There are a few microclimates and a beach. It rained the
last half of my time there.
The next day I headed to the nearby island Achao. Achao is
nice. Tranquil.
I stayed by the beach most of the time. The dogs are friendly
and erratic.
I spinned a bit, under a small pavilion building overlooking the
beach. A group of 12 adolescent boys
came over in close proximity and proceeded to drink juice and beer and smoke
while I was dancing. I got the impression they were on a school lunch break.
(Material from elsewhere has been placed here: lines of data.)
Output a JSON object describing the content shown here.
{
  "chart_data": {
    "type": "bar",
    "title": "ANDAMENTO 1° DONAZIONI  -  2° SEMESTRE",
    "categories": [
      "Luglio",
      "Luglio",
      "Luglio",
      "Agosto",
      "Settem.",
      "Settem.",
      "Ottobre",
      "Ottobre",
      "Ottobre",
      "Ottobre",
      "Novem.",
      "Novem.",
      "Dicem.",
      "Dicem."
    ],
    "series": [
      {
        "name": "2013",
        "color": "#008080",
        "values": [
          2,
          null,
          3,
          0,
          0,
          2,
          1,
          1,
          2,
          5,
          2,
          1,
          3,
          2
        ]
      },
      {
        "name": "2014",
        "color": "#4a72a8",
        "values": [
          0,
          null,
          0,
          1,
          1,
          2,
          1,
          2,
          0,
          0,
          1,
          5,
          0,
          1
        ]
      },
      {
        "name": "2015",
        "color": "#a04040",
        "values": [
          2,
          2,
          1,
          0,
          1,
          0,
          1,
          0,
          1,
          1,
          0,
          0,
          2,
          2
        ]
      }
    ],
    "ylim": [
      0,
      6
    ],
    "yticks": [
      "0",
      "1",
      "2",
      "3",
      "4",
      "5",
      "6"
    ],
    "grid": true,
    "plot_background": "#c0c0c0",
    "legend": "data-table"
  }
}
The next day I headed to a town in the north of Chiloe,
Ancud. I hadn’t heard great things about this place but I found it to be lovely
town.
I found this little, local bakery,
I believe the former living room of a house, which had amazing bread, just the
right amount of salt.
I walked through town and along the beach. The main plaza
was lovely and active.
The next day I headed out south to the port city of Quellon
to take a boat to Chacabuco. I got there at 11am to find the boat ticket office
closed. So I waited a bit by the beach. I hadn’t heard good things about
Quellon, and at this point, believed them to be true, but later I had a walk to
the plaza, which over looks the ocean. I was looking for an appropriate place
to spin, as there were none down near the beach in front of the boat office. At
the plaza I encountered a young group of jugglers, poi dancers, and other
circus skilled types. I showed some of the poi dancers a few tricks.
One of
them invited me to check out a beach on the opposite side of Quellon that over
looks the city. Her mom took us, along with her boyfriend and brother. The view
was nice.
After they invited me to stay at their house until my
departure time. There they fed me, and I met her dog.
I boarded the boat.
The trip crossing to Chabuco was peaceful all but at one point when the waters were turbulent and there was much rocking. It was 30 hours crossing. I saw a lot of uninhabited islands and had lots of time to meditate, read, and look at the chilly wind whipping the water.